Man asks for help, you lay into him, blaming him for the attacks.  Nice.

Unfortunately, so long as you have to make your IP public and its static
your ports will remain under attack.  You could alter the server code so
that slots are not assigned until the player has authenticated, which is the
way it should be anyhow.  This can be defeated of course by the attacker
making the nodes actually perform a log in - I don't know how smart they
are, they may not be capable of this level of code.

Alternately, you could canvas the userlist of known servers or your past
connection logs for valid playing IPs and whitelist them with your firewall.
This might be a decent stopgap measure while you implement your security
fix.

-----Original Message-----
From: netrek-dev-bounces at us.netrek.org
[mailto:netrek-dev-bounces at us.netrek.org] On Behalf Of John R. Dennison
Sent: Sunday, August 05, 2007 9:33 PM
To: Bill Balcerski
Cc: netrek-dev at us.netrek.org
Subject: Re: [netrek-dev] Need help with security vulnerability in Vanilla
server

On Mon, Aug 06, 2007 at 12:19:37AM -0400, Bill Balcerski wrote:
> Hi all.  Over the past few months, netrek servers I run have come 
> under a distributed denial of service attack that has been pretty 
> constant and insistent.  Initially the attacks started out as mass 
> flood connects from a few IPs, but after some measures were put into 
> place to prevent that, the attacks morphed into hundreds and thousands 
> of unique IPs connecting to the server in spaced out intervals so that 
> unique IPs occupy every slot.  The slots sit at the login screen, 
> preventing players from connecting.  This sort of attack, while 
> currently only directed at me (first at sturgeon, then at my bronco 
> server when I took sturgeon off the metaserver) can be used to knock 
> any netrek server out.  With so few servers and server operators, I 
> really think this needs to be addressed.  Quozl had put some things on 
> the todo list regarding this, namely some sort of handshake between 
> client and server, but this is really out of my league to implement.
> So I am asking of the dev community, if you can contribute code to 
> deal with this security hole, please do so.

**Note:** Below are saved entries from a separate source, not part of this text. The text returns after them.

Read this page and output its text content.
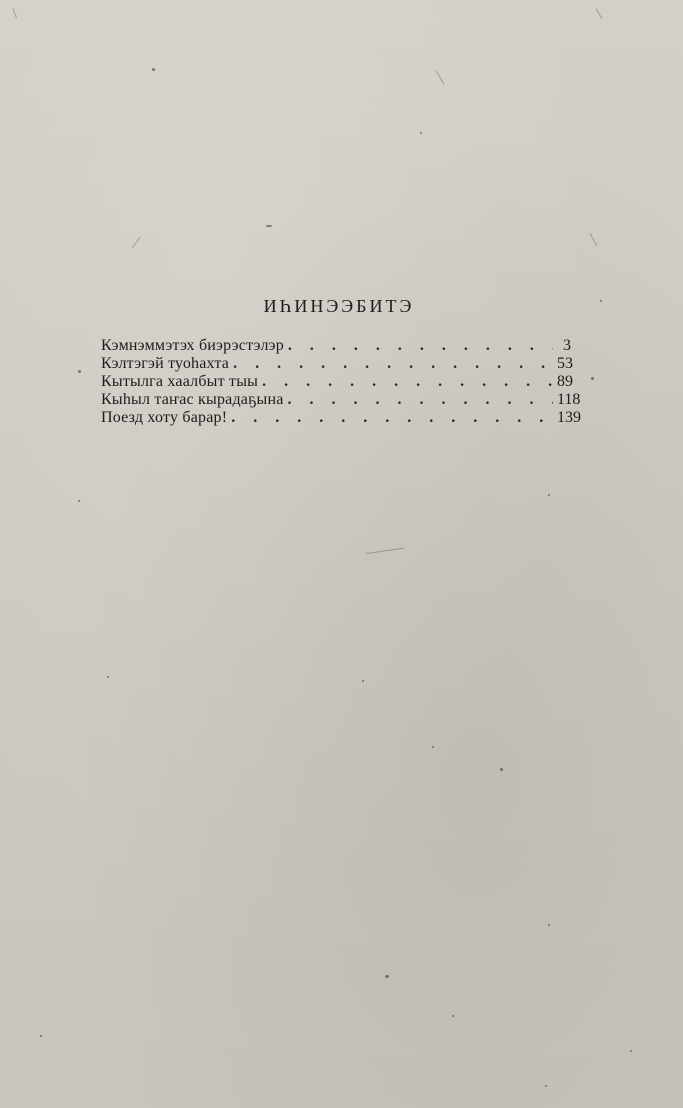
ИҺИНЭЭБИТЭ
Кэмнэммэтэх биэрэстэлэр . . .	3
Кэлтэгэй туоһахта . . .	53
Кытылга хаалбыт тыы . . .	89
Кыһыл таҥас кырадаҕына . . .	118
Поезд хоту барар! . . .	139
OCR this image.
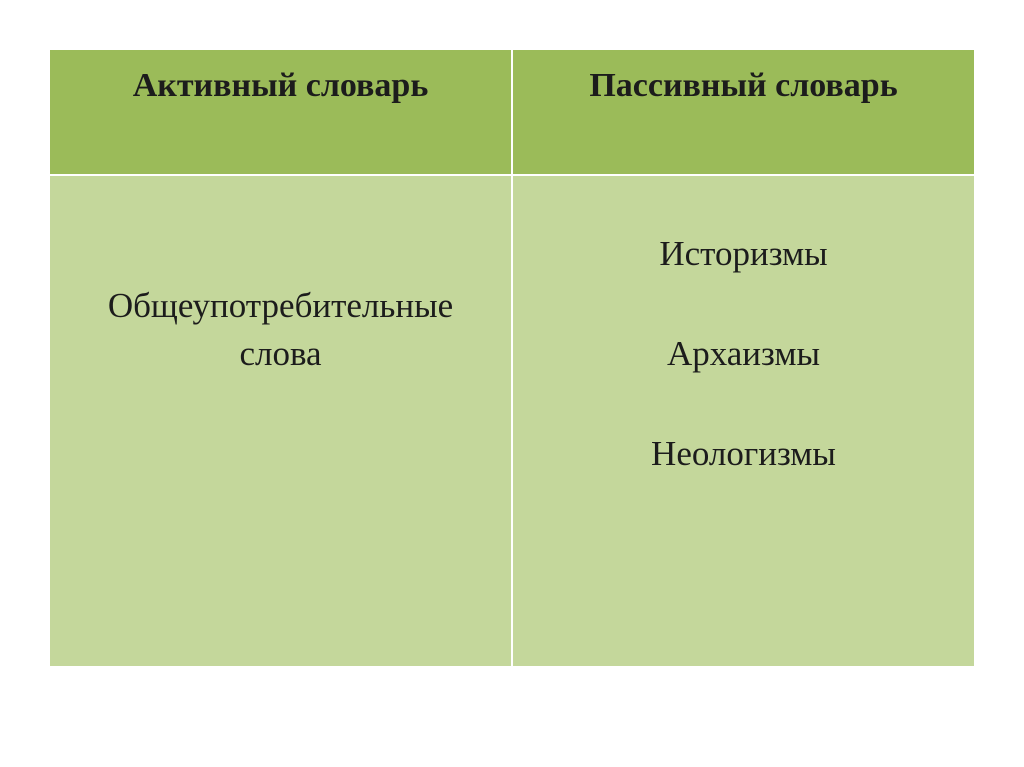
Активный словарь	Пассивный словарь
Общеупотребительные
слова
Историзмы
Архаизмы
Неологизмы
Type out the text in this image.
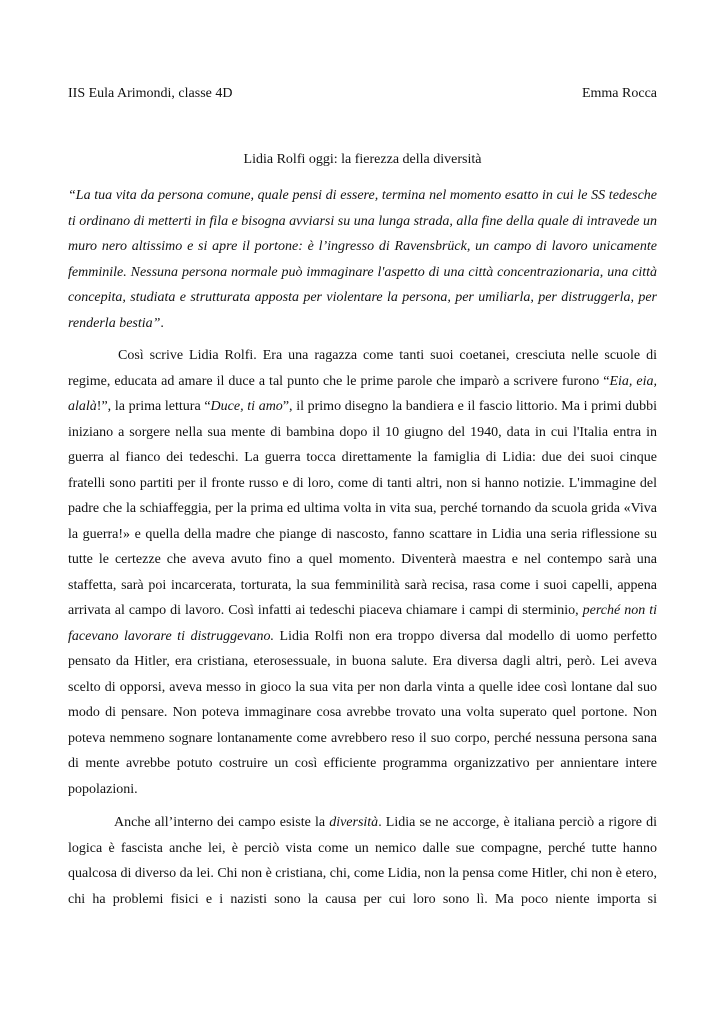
IIS Eula Arimondi, classe 4D	Emma Rocca
Lidia Rolfi oggi: la fierezza della diversità

“La tua vita da persona comune, quale pensi di essere, termina nel momento esatto in cui le SS tedesche ti ordinano di metterti in fila e bisogna avviarsi su una lunga strada, alla fine della quale di intravede un muro nero altissimo e si apre il portone: è l’ingresso di Ravensbrück, un campo di lavoro unicamente femminile. Nessuna persona normale può immaginare l'aspetto di una città concentrazionaria, una città concepita, studiata e strutturata apposta per violentare la persona, per umiliarla, per distruggerla, per renderla bestia”.

Così scrive Lidia Rolfi. Era una ragazza come tanti suoi coetanei, cresciuta nelle scuole di regime, educata ad amare il duce a tal punto che le prime parole che imparò a scrivere furono “Eia, eia, alalà!”, la prima lettura “Duce, ti amo”, il primo disegno la bandiera e il fascio littorio. Ma i primi dubbi iniziano a sorgere nella sua mente di bambina dopo il 10 giugno del 1940, data in cui l'Italia entra in guerra al fianco dei tedeschi. La guerra tocca direttamente la famiglia di Lidia: due dei suoi cinque fratelli sono partiti per il fronte russo e di loro, come di tanti altri, non si hanno notizie. L'immagine del padre che la schiaffeggia, per la prima ed ultima volta in vita sua, perché tornando da scuola grida «Viva la guerra!» e quella della madre che piange di nascosto, fanno scattare in Lidia una seria riflessione su tutte le certezze che aveva avuto fino a quel momento. Diventerà maestra e nel contempo sarà una staffetta, sarà poi incarcerata, torturata, la sua femminilità sarà recisa, rasa come i suoi capelli, appena arrivata al campo di lavoro. Così infatti ai tedeschi piaceva chiamare i campi di sterminio, perché non ti facevano lavorare ti distruggevano. Lidia Rolfi non era troppo diversa dal modello di uomo perfetto pensato da Hitler, era cristiana, eterosessuale, in buona salute. Era diversa dagli altri, però. Lei aveva scelto di opporsi, aveva messo in gioco la sua vita per non darla vinta a quelle idee così lontane dal suo modo di pensare. Non poteva immaginare cosa avrebbe trovato una volta superato quel portone. Non poteva nemmeno sognare lontanamente come avrebbero reso il suo corpo, perché nessuna persona sana di mente avrebbe potuto costruire un così efficiente programma organizzativo per annientare intere popolazioni.

Anche all’interno dei campo esiste la diversità. Lidia se ne accorge, è italiana perciò a rigore di logica è fascista anche lei, è perciò vista come un nemico dalle sue compagne, perché tutte hanno qualcosa di diverso da lei. Chi non è cristiana, chi, come Lidia, non la pensa come Hitler, chi non è etero, chi ha problemi fisici e i nazisti sono la causa per cui loro sono lì. Ma poco niente importa si
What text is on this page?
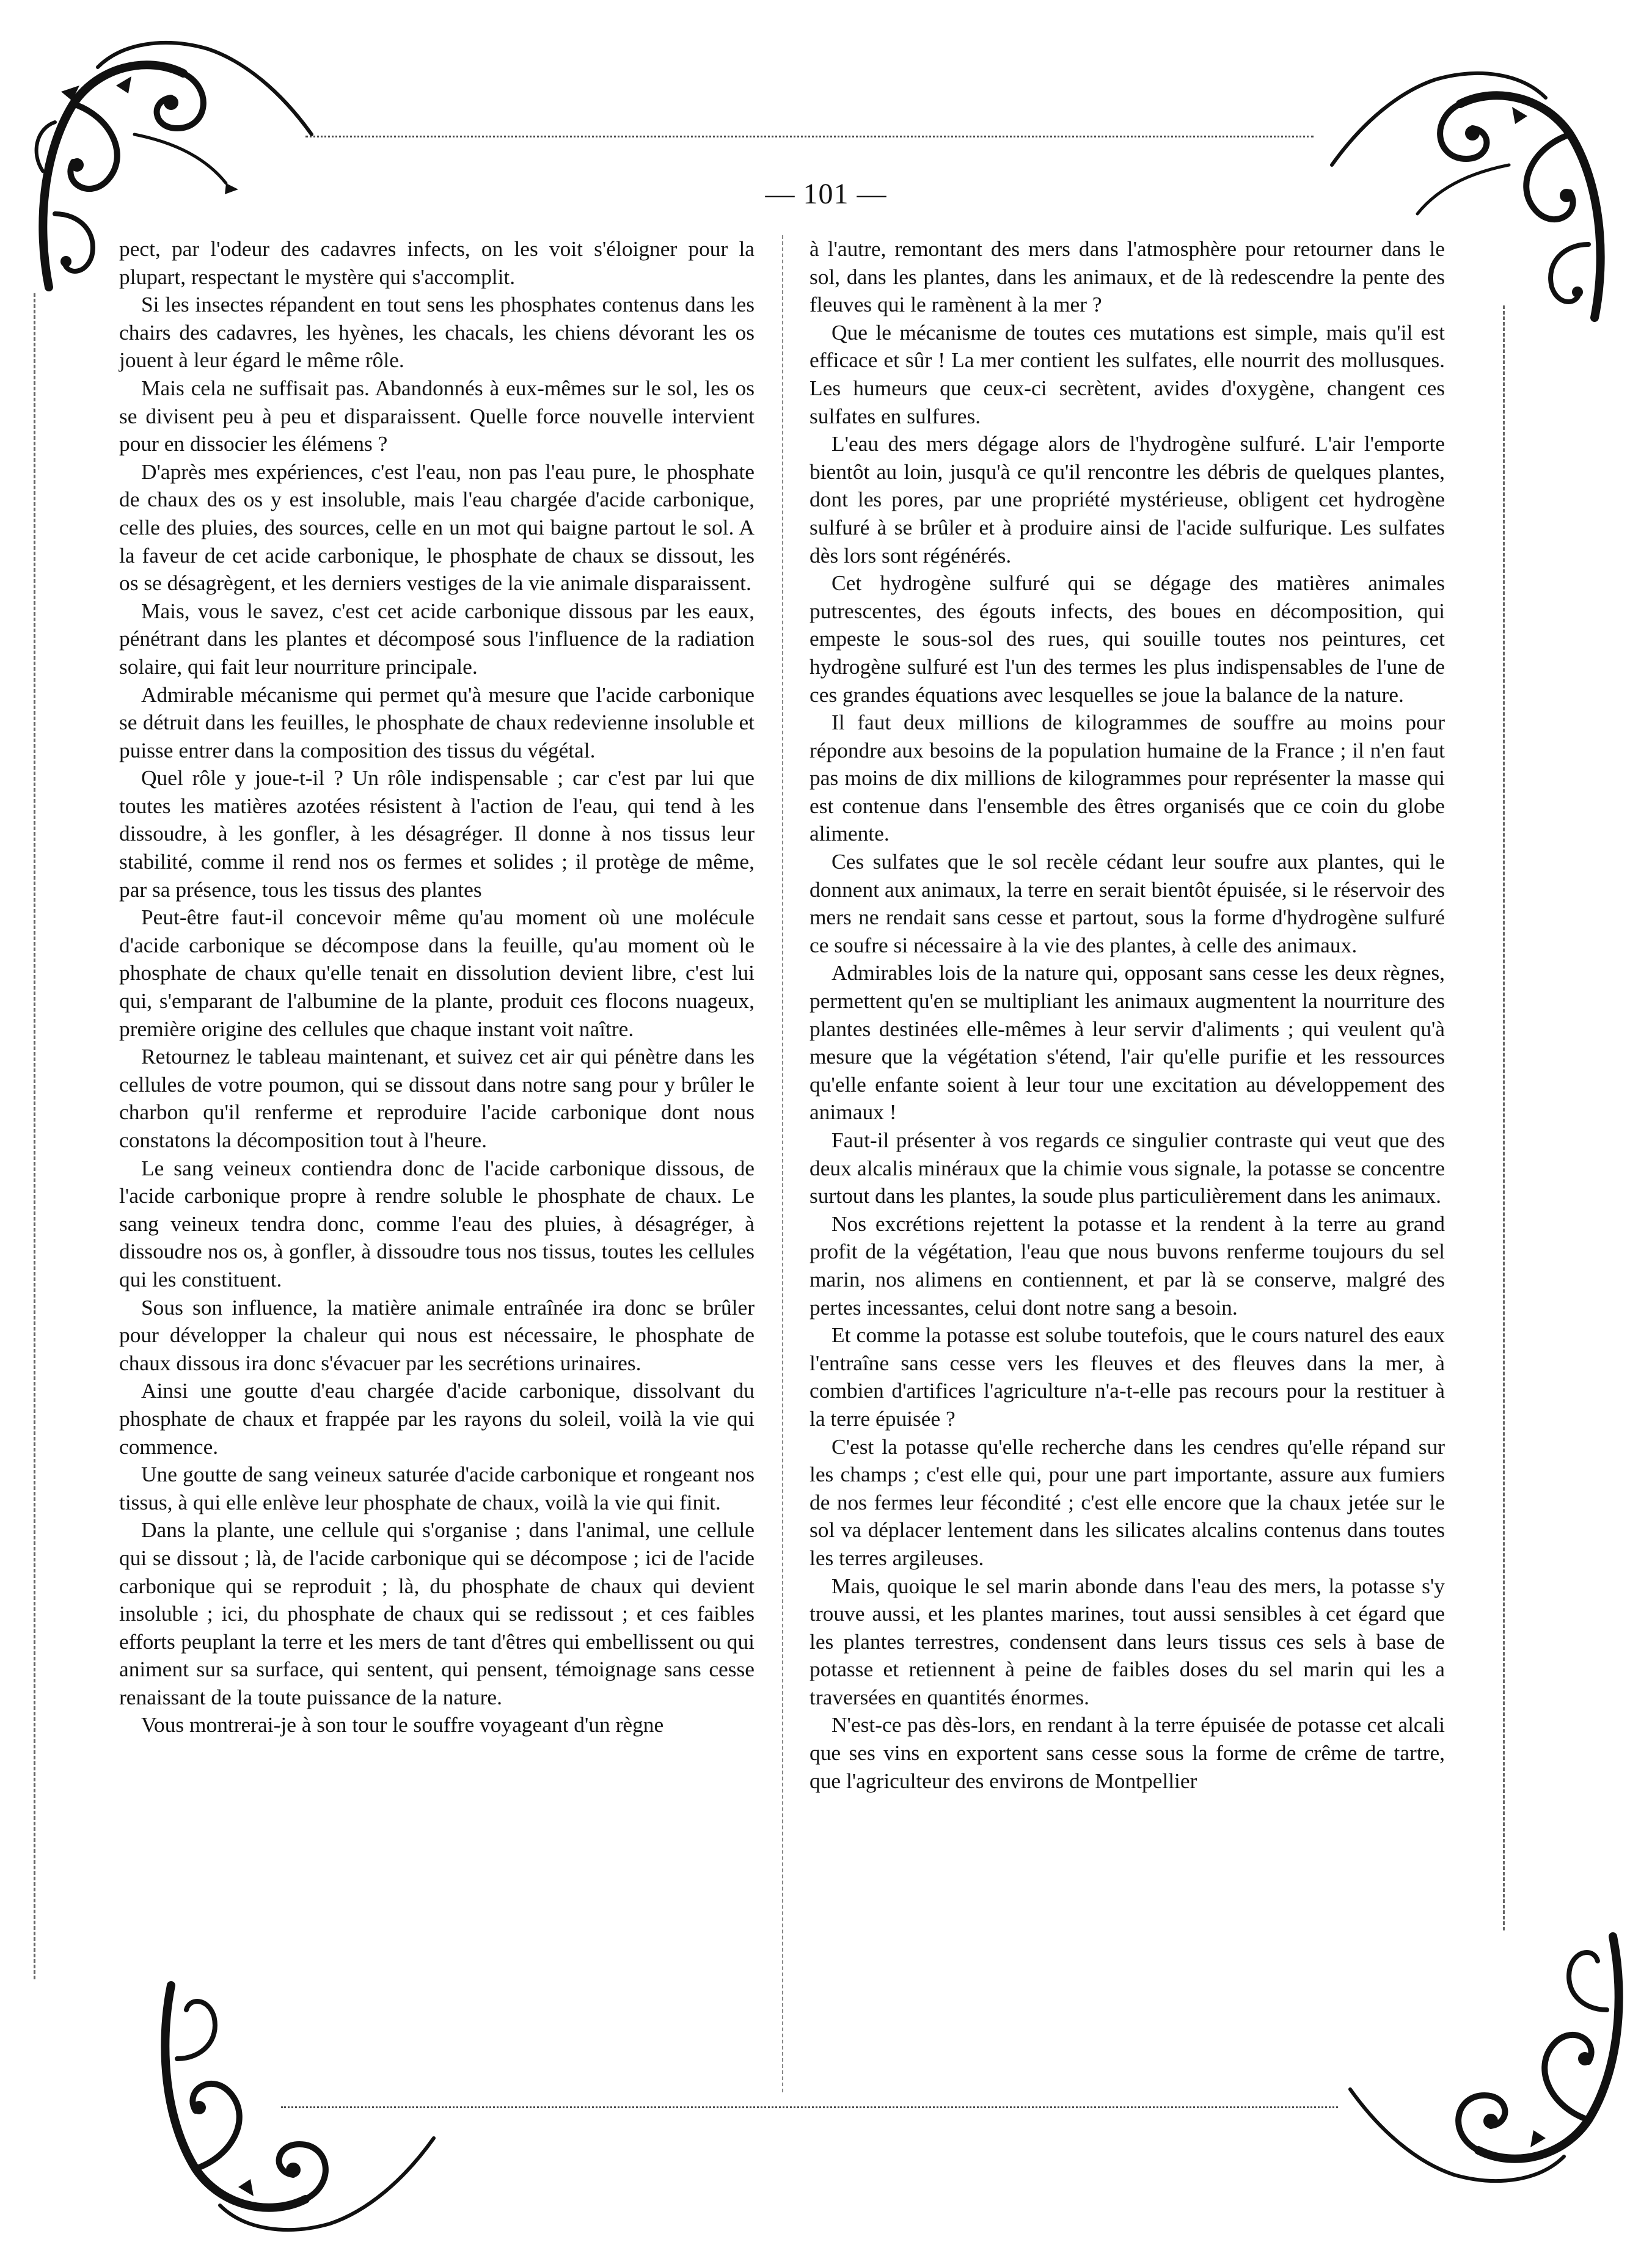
— 101 —

pect, par l'odeur des cadavres infects, on les voit s'éloigner pour la plupart, respectant le mystère qui s'accomplit.

Si les insectes répandent en tout sens les phosphates contenus dans les chairs des cadavres, les hyènes, les chacals, les chiens dévorant les os jouent à leur égard le même rôle.

Mais cela ne suffisait pas. Abandonnés à eux-mêmes sur le sol, les os se divisent peu à peu et disparaissent. Quelle force nouvelle intervient pour en dissocier les élémens ?

D'après mes expériences, c'est l'eau, non pas l'eau pure, le phosphate de chaux des os y est insoluble, mais l'eau chargée d'acide carbonique, celle des pluies, des sources, celle en un mot qui baigne partout le sol. A la faveur de cet acide carbonique, le phosphate de chaux se dissout, les os se désagrègent, et les derniers vestiges de la vie animale disparaissent.

Mais, vous le savez, c'est cet acide carbonique dissous par les eaux, pénétrant dans les plantes et décomposé sous l'influence de la radiation solaire, qui fait leur nourriture principale.

Admirable mécanisme qui permet qu'à mesure que l'acide carbonique se détruit dans les feuilles, le phosphate de chaux redevienne insoluble et puisse entrer dans la composition des tissus du végétal.

Quel rôle y joue-t-il ? Un rôle indispensable ; car c'est par lui que toutes les matières azotées résistent à l'action de l'eau, qui tend à les dissoudre, à les gonfler, à les désagréger. Il donne à nos tissus leur stabilité, comme il rend nos os fermes et solides ; il protège de même, par sa présence, tous les tissus des plantes

Peut-être faut-il concevoir même qu'au moment où une molécule d'acide carbonique se décompose dans la feuille, qu'au moment où le phosphate de chaux qu'elle tenait en dissolution devient libre, c'est lui qui, s'emparant de l'albumine de la plante, produit ces flocons nuageux, première origine des cellules que chaque instant voit naître.

Retournez le tableau maintenant, et suivez cet air qui pénètre dans les cellules de votre poumon, qui se dissout dans notre sang pour y brûler le charbon qu'il renferme et reproduire l'acide carbonique dont nous constatons la décomposition tout à l'heure.

Le sang veineux contiendra donc de l'acide carbonique dissous, de l'acide carbonique propre à rendre soluble le phosphate de chaux. Le sang veineux tendra donc, comme l'eau des pluies, à désagréger, à dissoudre nos os, à gonfler, à dissoudre tous nos tissus, toutes les cellules qui les constituent.

Sous son influence, la matière animale entraînée ira donc se brûler pour développer la chaleur qui nous est nécessaire, le phosphate de chaux dissous ira donc s'évacuer par les secrétions urinaires.

Ainsi une goutte d'eau chargée d'acide carbonique, dissolvant du phosphate de chaux et frappée par les rayons du soleil, voilà la vie qui commence.

Une goutte de sang veineux saturée d'acide carbonique et rongeant nos tissus, à qui elle enlève leur phosphate de chaux, voilà la vie qui finit.

Dans la plante, une cellule qui s'organise ; dans l'animal, une cellule qui se dissout ; là, de l'acide carbonique qui se décompose ; ici de l'acide carbonique qui se reproduit ; là, du phosphate de chaux qui devient insoluble ; ici, du phosphate de chaux qui se redissout ; et ces faibles efforts peuplant la terre et les mers de tant d'êtres qui embellissent ou qui animent sur sa surface, qui sentent, qui pensent, témoignage sans cesse renaissant de la toute puissance de la nature.

Vous montrerai-je à son tour le souffre voyageant d'un règne

à l'autre, remontant des mers dans l'atmosphère pour retourner dans le sol, dans les plantes, dans les animaux, et de là redescendre la pente des fleuves qui le ramènent à la mer ?

Que le mécanisme de toutes ces mutations est simple, mais qu'il est efficace et sûr ! La mer contient les sulfates, elle nourrit des mollusques. Les humeurs que ceux-ci secrètent, avides d'oxygène, changent ces sulfates en sulfures.

L'eau des mers dégage alors de l'hydrogène sulfuré. L'air l'emporte bientôt au loin, jusqu'à ce qu'il rencontre les débris de quelques plantes, dont les pores, par une propriété mystérieuse, obligent cet hydrogène sulfuré à se brûler et à produire ainsi de l'acide sulfurique. Les sulfates dès lors sont régénérés.

Cet hydrogène sulfuré qui se dégage des matières animales putrescentes, des égouts infects, des boues en décomposition, qui empeste le sous-sol des rues, qui souille toutes nos peintures, cet hydrogène sulfuré est l'un des termes les plus indispensables de l'une de ces grandes équations avec lesquelles se joue la balance de la nature.

Il faut deux millions de kilogrammes de souffre au moins pour répondre aux besoins de la population humaine de la France ; il n'en faut pas moins de dix millions de kilogrammes pour représenter la masse qui est contenue dans l'ensemble des êtres organisés que ce coin du globe alimente.

Ces sulfates que le sol recèle cédant leur soufre aux plantes, qui le donnent aux animaux, la terre en serait bientôt épuisée, si le réservoir des mers ne rendait sans cesse et partout, sous la forme d'hydrogène sulfuré ce soufre si nécessaire à la vie des plantes, à celle des animaux.

Admirables lois de la nature qui, opposant sans cesse les deux règnes, permettent qu'en se multipliant les animaux augmentent la nourriture des plantes destinées elle-mêmes à leur servir d'aliments ; qui veulent qu'à mesure que la végétation s'étend, l'air qu'elle purifie et les ressources qu'elle enfante soient à leur tour une excitation au développement des animaux !

Faut-il présenter à vos regards ce singulier contraste qui veut que des deux alcalis minéraux que la chimie vous signale, la potasse se concentre surtout dans les plantes, la soude plus particulièrement dans les animaux.

Nos excrétions rejettent la potasse et la rendent à la terre au grand profit de la végétation, l'eau que nous buvons renferme toujours du sel marin, nos alimens en contiennent, et par là se conserve, malgré des pertes incessantes, celui dont notre sang a besoin.

Et comme la potasse est solube toutefois, que le cours naturel des eaux l'entraîne sans cesse vers les fleuves et des fleuves dans la mer, à combien d'artifices l'agriculture n'a-t-elle pas recours pour la restituer à la terre épuisée ?

C'est la potasse qu'elle recherche dans les cendres qu'elle répand sur les champs ; c'est elle qui, pour une part importante, assure aux fumiers de nos fermes leur fécondité ; c'est elle encore que la chaux jetée sur le sol va déplacer lentement dans les silicates alcalins contenus dans toutes les terres argileuses.

Mais, quoique le sel marin abonde dans l'eau des mers, la potasse s'y trouve aussi, et les plantes marines, tout aussi sensibles à cet égard que les plantes terrestres, condensent dans leurs tissus ces sels à base de potasse et retiennent à peine de faibles doses du sel marin qui les a traversées en quantités énormes.

N'est-ce pas dès-lors, en rendant à la terre épuisée de potasse cet alcali que ses vins en exportent sans cesse sous la forme de crême de tartre, que l'agriculteur des environs de Montpellier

	Perhaps you shouldn't have pissed off so many people over the
	past few years by your behavior.  It is completely evident that
	this is personal; no other servers have been attacked except
	for yours.

	*shrug*.

> On another note, I am quite distressed at how much pressure is being 
> put on independent server operators to not run public servers.  First 
> pulsar, then meeper, and now warped will all forced out of operation 
> by complaints (or criminal behavior) from a vocal few.  I think it's a 
> shame we are losing developers due to this sort of thing.  More 
> servers and server operators should be encouraged, not discouraged due 
> to fear of spreading out the playerbase.

	Umm, pulsar was shut down by it's admin, there was no external
	pressure to do so by anyone else.  His server was, if memory
	serves, hanging and he didn't have time to deal with it.

	meeper was asked to stop hosting useless bot servers that
	served no purpose.  He was then asked to shut down his 
	hockey server that was tcp only and sitting on the end of 
	a slow dsl line.  It served no purpose and attracted newbies
	that were confused by the server.  meeper is not a developer
	and had to have his hand held in compiling the server and
	getting it functional.

	Please get your facts straight.




							John


--
"I'm sorry but our engineers do not have phones."
As stated by a Network Solutions Customer Service representative when asked
to be put through to an engineer.

"My other computer is your windows box."
                                     Ralf Hildebrandt <sxem> trying to play
sturgeon while it's under attack is apparently not fun.